In Kachin, pro-KIO/A rallies have taken place in at least three townships since March 12, including in the state capital and have been attended by people from diverse ethnic groups, a journalist who was there told Al Jazeera.

Colonel Naw Bu, the head of the KIO Information Department, told Al Jazeera the KIO/A would not retaliate for individual attacks against people in Kachin, and that it wanted to protect everyone in the country.

“Protesters are being killed not only in Kachin State, but also in lower Burma,” he said. “When we say protect the people, we mean the people of our country.”

“If the military shoots, beats, persecutes and tortures the people, we, KIO as an armed group, will find a way to protect the people,” he added, but qualified that “We don’t want to solve this issue using weapons; we prefer peaceful negotiation.”

On March 14, the Committee Representing the Pyidaungsu Hluttaw (CRPH), a parallel government set up to carry out the duties of the deposed elected government, issued a statement informing the people of their right to self-defence from violence according to the law.

Three days later, it said ethnic armed organisations would no longer be considered “terrorist” or “unlawful” organisations.

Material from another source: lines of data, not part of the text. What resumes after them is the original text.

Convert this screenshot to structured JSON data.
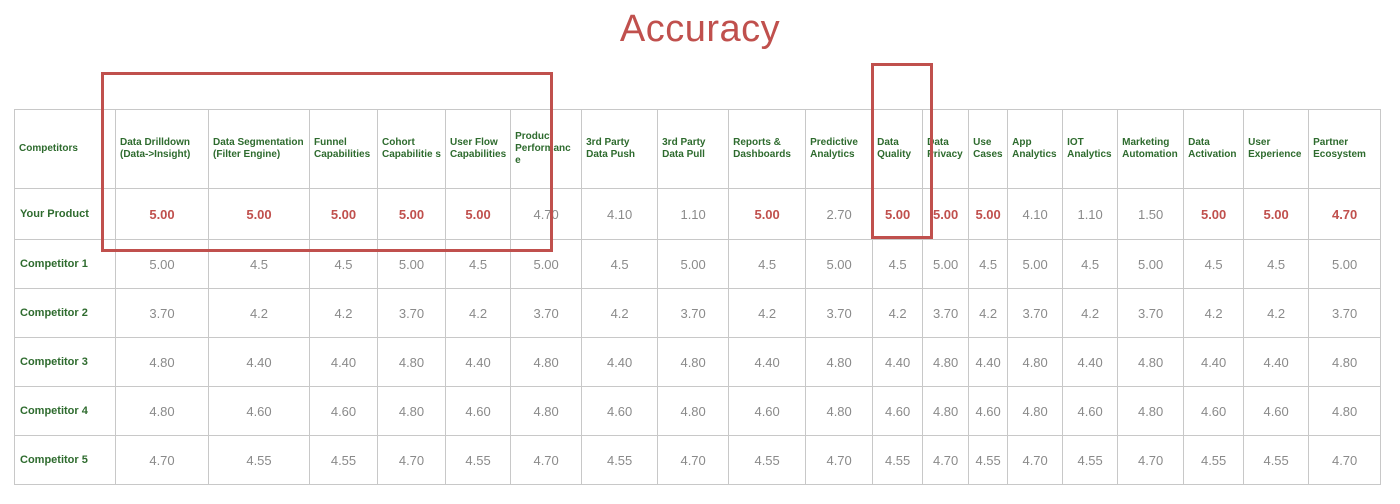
{
  "title": "Accuracy",
  "columns": [
    "Competitors",
    "Data Drilldown (Data->Insight)",
    "Data Segmentation (Filter Engine)",
    "Funnel Capabilities",
    "Cohort Capabilitie s",
    "User Flow Capabilities",
    "Product Performanc e",
    "3rd Party Data Push",
    "3rd Party Data Pull",
    "Reports & Dashboards",
    "Predictive Analytics",
    "Data Quality",
    "Data Privacy",
    "Use Cases",
    "App Analytics",
    "IOT Analytics",
    "Marketing Automation",
    "Data Activation",
    "User Experience",
    "Partner Ecosystem"
  ],
  "rows": [
    {
      "name": "Your Product",
      "values": [
        "5.00",
        "5.00",
        "5.00",
        "5.00",
        "5.00",
        "4.70",
        "4.10",
        "1.10",
        "5.00",
        "2.70",
        "5.00",
        "5.00",
        "5.00",
        "4.10",
        "1.10",
        "1.50",
        "5.00",
        "5.00",
        "4.70"
      ]
    },
    {
      "name": "Competitor 1",
      "values": [
        "5.00",
        "4.5",
        "4.5",
        "5.00",
        "4.5",
        "5.00",
        "4.5",
        "5.00",
        "4.5",
        "5.00",
        "4.5",
        "5.00",
        "4.5",
        "5.00",
        "4.5",
        "5.00",
        "4.5",
        "4.5",
        "5.00"
      ]
    },
    {
      "name": "Competitor 2",
      "values": [
        "3.70",
        "4.2",
        "4.2",
        "3.70",
        "4.2",
        "3.70",
        "4.2",
        "3.70",
        "4.2",
        "3.70",
        "4.2",
        "3.70",
        "4.2",
        "3.70",
        "4.2",
        "3.70",
        "4.2",
        "4.2",
        "3.70"
      ]
    },
    {
      "name": "Competitor 3",
      "values": [
        "4.80",
        "4.40",
        "4.40",
        "4.80",
        "4.40",
        "4.80",
        "4.40",
        "4.80",
        "4.40",
        "4.80",
        "4.40",
        "4.80",
        "4.40",
        "4.80",
        "4.40",
        "4.80",
        "4.40",
        "4.40",
        "4.80"
      ]
    },
    {
      "name": "Competitor 4",
      "values": [
        "4.80",
        "4.60",
        "4.60",
        "4.80",
        "4.60",
        "4.80",
        "4.60",
        "4.80",
        "4.60",
        "4.80",
        "4.60",
        "4.80",
        "4.60",
        "4.80",
        "4.60",
        "4.80",
        "4.60",
        "4.60",
        "4.80"
      ]
    },
    {
      "name": "Competitor 5",
      "values": [
        "4.70",
        "4.55",
        "4.55",
        "4.70",
        "4.55",
        "4.70",
        "4.55",
        "4.70",
        "4.55",
        "4.70",
        "4.55",
        "4.70",
        "4.55",
        "4.70",
        "4.55",
        "4.70",
        "4.55",
        "4.55",
        "4.70"
      ]
    }
  ],
  "highlight_indices": [
    0,
    1,
    2,
    3,
    4,
    8,
    10,
    11,
    12,
    16,
    17,
    18
  ],
  "colors": {
    "accent": "#c0504d",
    "label": "#2e6b2e",
    "value": "#8a8a8a"
  }
}
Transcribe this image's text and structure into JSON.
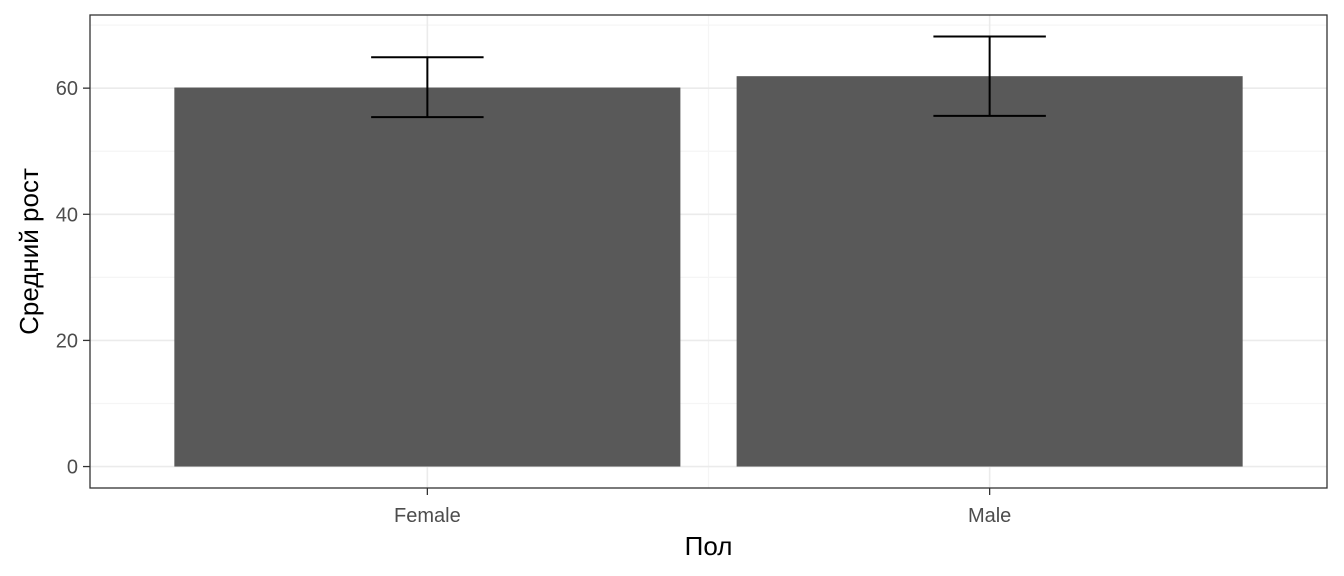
{
  "chart_data": {
    "type": "bar",
    "title": "",
    "xlabel": "Пол",
    "ylabel": "Средний рост",
    "categories": [
      "Female",
      "Male"
    ],
    "values": [
      60.1,
      61.9
    ],
    "error_bars": [
      {
        "low": 55.4,
        "high": 64.9
      },
      {
        "low": 55.6,
        "high": 68.2
      }
    ],
    "ylim": [
      -3.4,
      71.6
    ],
    "y_ticks": [
      0,
      20,
      40,
      60
    ],
    "y_tick_labels": [
      "0",
      "20",
      "40",
      "60"
    ],
    "grid": true,
    "legend": "none",
    "colors": {
      "bar": "#595959",
      "error_bar": "#000000",
      "grid_major": "#ebebeb",
      "grid_minor": "#f5f5f5",
      "panel_border": "#333333",
      "tick_label": "#4d4d4d"
    }
  }
}
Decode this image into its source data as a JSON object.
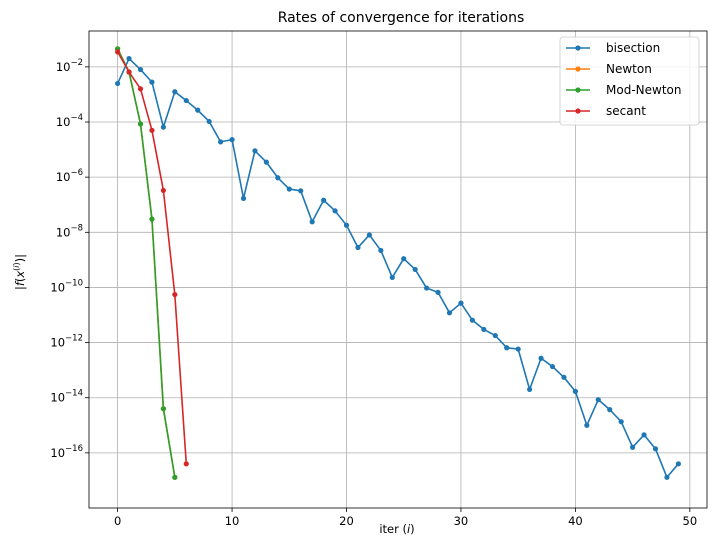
{
  "chart_data": {
    "type": "line",
    "title": "Rates of convergence for iterations",
    "xlabel": "iter (i)",
    "ylabel": "|f(x(i))|",
    "xlim": [
      -2.5,
      51.5
    ],
    "ylim": [
      1e-18,
      0.2
    ],
    "y_scale": "log",
    "x_ticks": [
      0,
      10,
      20,
      30,
      40,
      50
    ],
    "x_tick_labels": [
      "0",
      "10",
      "20",
      "30",
      "40",
      "50"
    ],
    "y_ticks": [
      -16,
      -14,
      -12,
      -10,
      -8,
      -6,
      -4,
      -2
    ],
    "y_tick_labels": [
      {
        "base": "10",
        "exp": "−16"
      },
      {
        "base": "10",
        "exp": "−14"
      },
      {
        "base": "10",
        "exp": "−12"
      },
      {
        "base": "10",
        "exp": "−10"
      },
      {
        "base": "10",
        "exp": "−8"
      },
      {
        "base": "10",
        "exp": "−6"
      },
      {
        "base": "10",
        "exp": "−4"
      },
      {
        "base": "10",
        "exp": "−2"
      }
    ],
    "grid": true,
    "legend_position": "top-right",
    "marker": "circle",
    "series": [
      {
        "name": "bisection",
        "color": "#1f77b4",
        "x": [
          0,
          1,
          2,
          3,
          4,
          5,
          6,
          7,
          8,
          9,
          10,
          11,
          12,
          13,
          14,
          15,
          16,
          17,
          18,
          19,
          20,
          21,
          22,
          23,
          24,
          25,
          26,
          27,
          28,
          29,
          30,
          31,
          32,
          33,
          34,
          35,
          36,
          37,
          38,
          39,
          40,
          41,
          42,
          43,
          44,
          45,
          46,
          47,
          48,
          49
        ],
        "y": [
          0.0025,
          0.02,
          0.008,
          0.0028,
          6.5e-05,
          0.00125,
          0.0006,
          0.00027,
          0.000105,
          1.9e-05,
          2.3e-05,
          1.7e-07,
          9e-06,
          3.5e-06,
          9.5e-07,
          3.7e-07,
          3.2e-07,
          2.4e-08,
          1.45e-07,
          6e-08,
          1.8e-08,
          2.8e-09,
          8e-09,
          2.2e-09,
          2.3e-10,
          1.1e-09,
          4.5e-10,
          9.5e-11,
          6.6e-11,
          1.2e-11,
          2.7e-11,
          6.5e-12,
          3e-12,
          1.8e-12,
          6.5e-13,
          5.8e-13,
          2e-14,
          2.7e-13,
          1.35e-13,
          5.5e-14,
          1.7e-14,
          1e-15,
          8.5e-15,
          3.7e-15,
          1.35e-15,
          1.6e-16,
          4.5e-16,
          1.4e-16,
          1.3e-17,
          4e-17
        ]
      },
      {
        "name": "Newton",
        "color": "#ff7f0e",
        "x": [
          0,
          1,
          2,
          3,
          4,
          5
        ],
        "y": [
          0.045,
          0.0065,
          8.5e-05,
          3e-08,
          4e-15,
          1.3e-17
        ]
      },
      {
        "name": "Mod-Newton",
        "color": "#2ca02c",
        "x": [
          0,
          1,
          2,
          3,
          4,
          5
        ],
        "y": [
          0.045,
          0.0065,
          8.5e-05,
          3e-08,
          4e-15,
          1.3e-17
        ]
      },
      {
        "name": "secant",
        "color": "#d62728",
        "x": [
          0,
          1,
          2,
          3,
          4,
          5,
          6
        ],
        "y": [
          0.035,
          0.0065,
          0.0016,
          5e-05,
          3.3e-07,
          5.5e-11,
          4e-17
        ]
      }
    ]
  }
}
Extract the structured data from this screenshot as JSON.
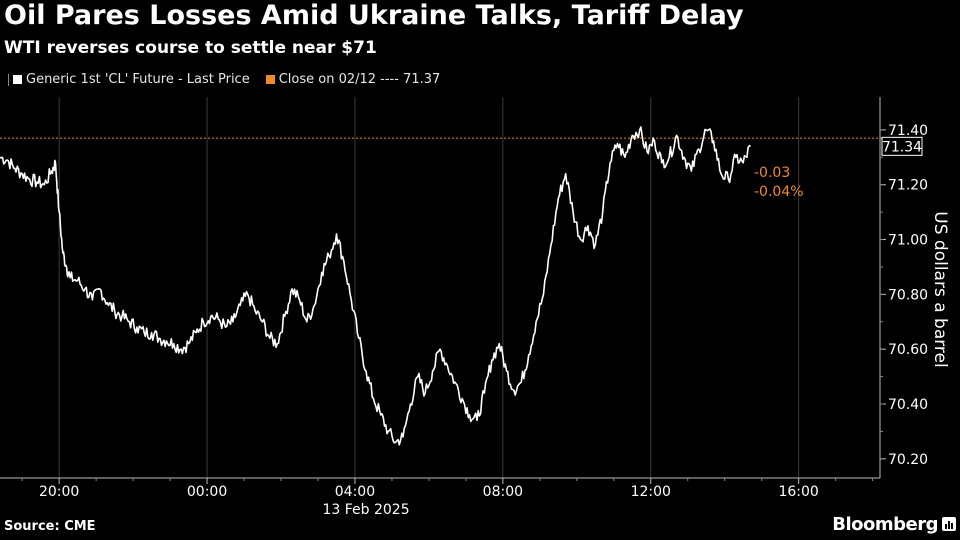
{
  "header": {
    "title": "Oil Pares Losses Amid Ukraine Talks, Tariff Delay",
    "subtitle": "WTI reverses course to settle near $71"
  },
  "legend": {
    "series_label": "Generic 1st 'CL' Future - Last Price",
    "close_label": "Close on 02/12 ---- 71.37"
  },
  "footer": {
    "source": "Source: CME",
    "brand": "Bloomberg"
  },
  "colors": {
    "background": "#000000",
    "line": "#ffffff",
    "reference": "#f08a24",
    "change": "#f08a24"
  },
  "chart_data": {
    "type": "line",
    "title": "Oil Pares Losses Amid Ukraine Talks, Tariff Delay",
    "subtitle": "WTI reverses course to settle near $71",
    "ylabel": "US dollars a barrel",
    "xlabel": "",
    "x_date_label": "13 Feb 2025",
    "y_axis_position": "right",
    "ylim": [
      70.13,
      71.52
    ],
    "xlim_hours": [
      -5.6,
      18.2
    ],
    "x_ticks": [
      {
        "hour": -4,
        "label": "20:00"
      },
      {
        "hour": 0,
        "label": "00:00"
      },
      {
        "hour": 4,
        "label": "04:00"
      },
      {
        "hour": 8,
        "label": "08:00"
      },
      {
        "hour": 12,
        "label": "12:00"
      },
      {
        "hour": 16,
        "label": "16:00"
      }
    ],
    "y_ticks": [
      70.2,
      70.4,
      70.6,
      70.8,
      71.0,
      71.2,
      71.4
    ],
    "y_tick_labels": [
      "70.20",
      "70.40",
      "70.60",
      "70.80",
      "71.00",
      "71.20",
      "71.40"
    ],
    "grid": "vertical",
    "reference_line": {
      "label": "Close on 02/12",
      "value": 71.37
    },
    "last_value": 71.34,
    "last_value_label": "71.34",
    "change_labels": [
      "-0.03",
      "-0.04%"
    ],
    "series": [
      {
        "name": "Generic 1st 'CL' Future - Last Price",
        "x_hour": [
          -5.6,
          -5.4,
          -5.2,
          -5.0,
          -4.8,
          -4.6,
          -4.4,
          -4.2,
          -4.1,
          -4.0,
          -3.9,
          -3.8,
          -3.7,
          -3.5,
          -3.3,
          -3.1,
          -2.9,
          -2.7,
          -2.5,
          -2.3,
          -2.1,
          -1.9,
          -1.7,
          -1.5,
          -1.3,
          -1.1,
          -0.9,
          -0.7,
          -0.5,
          -0.3,
          -0.1,
          0.1,
          0.3,
          0.5,
          0.7,
          0.9,
          1.1,
          1.3,
          1.5,
          1.7,
          1.9,
          2.1,
          2.3,
          2.5,
          2.7,
          2.9,
          3.1,
          3.3,
          3.5,
          3.7,
          3.9,
          4.1,
          4.3,
          4.5,
          4.7,
          4.9,
          5.1,
          5.3,
          5.5,
          5.7,
          5.9,
          6.1,
          6.3,
          6.5,
          6.7,
          6.9,
          7.1,
          7.3,
          7.5,
          7.7,
          7.9,
          8.1,
          8.3,
          8.5,
          8.7,
          8.9,
          9.1,
          9.3,
          9.5,
          9.7,
          9.9,
          10.1,
          10.3,
          10.5,
          10.7,
          10.9,
          11.1,
          11.3,
          11.5,
          11.7,
          11.9,
          12.1,
          12.3,
          12.5,
          12.7,
          12.9,
          13.1,
          13.3,
          13.5,
          13.7,
          13.9,
          14.1,
          14.3,
          14.5,
          14.7
        ],
        "values": [
          71.3,
          71.29,
          71.26,
          71.24,
          71.22,
          71.21,
          71.2,
          71.25,
          71.28,
          71.1,
          70.95,
          70.9,
          70.86,
          70.85,
          70.82,
          70.78,
          70.82,
          70.77,
          70.74,
          70.72,
          70.7,
          70.68,
          70.66,
          70.66,
          70.64,
          70.63,
          70.62,
          70.6,
          70.62,
          70.66,
          70.7,
          70.72,
          70.71,
          70.68,
          70.7,
          70.76,
          70.8,
          70.74,
          70.7,
          70.64,
          70.62,
          70.72,
          70.82,
          70.78,
          70.7,
          70.76,
          70.88,
          70.94,
          71.02,
          70.92,
          70.78,
          70.64,
          70.52,
          70.42,
          70.36,
          70.3,
          70.26,
          70.28,
          70.4,
          70.5,
          70.44,
          70.52,
          70.6,
          70.54,
          70.48,
          70.42,
          70.36,
          70.34,
          70.44,
          70.56,
          70.62,
          70.52,
          70.45,
          70.48,
          70.58,
          70.7,
          70.8,
          70.98,
          71.15,
          71.24,
          71.1,
          71.0,
          71.05,
          70.98,
          71.1,
          71.28,
          71.35,
          71.3,
          71.38,
          71.4,
          71.32,
          71.36,
          71.28,
          71.3,
          71.38,
          71.3,
          71.25,
          71.33,
          71.4,
          71.36,
          71.24,
          71.22,
          71.3,
          71.28,
          71.34
        ]
      }
    ]
  }
}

“The Committee sincerely recognises, records and congratulates all ethnic armed revolutionary organisations which are making efforts together in the mindset of brothers and sisters with the strong commitment to the building of [a] federal democratic union,” the CRPH said in a statement.

On Thursday, the CRPH also issued a statement expressing its intent to work with the Kachin Political Interim Coordination Team towards shared goals including the establishment of a federal democratic union.

The military government on March 11 removed the “terrorist” designation of the Rakhine-based Arakan Army, among the country’s most formidable armed groups.  But the Unlawful Association Act designation of other ethnic armed organisations, including the KIO/A still remains.

A Kachin youth in Myitkyina told Al Jazeera he believed now was the “right time” for armed resistance for the country, and that it was “the time for the KIO/A to stand with the people.” “If we don’t want to live under military dictatorship, we all have to fight against it,” he said.

For those already living in displacement camps, the renewed fighting leaves them fearing they could have to flee for a second time. “If war breaks out again, there will be almost no more places for us to move; we are already at the border,” said a 23-year-old teacher in Je Yang camp, located near the KIO headquarters of Laiza on Kachin State’s border with China. “We are vigilant and observing the situation.”

She also worries that fighting could block transportation and communication channels, leading to shortages in food aid and other humanitarian assistance.

But chief among her concerns, she said, is the effect that renewed conflict could have on her future and that of her generation. “We are still young and we have many things to do,” she said.

 

Jaw Tu Hkawng contributed to this report.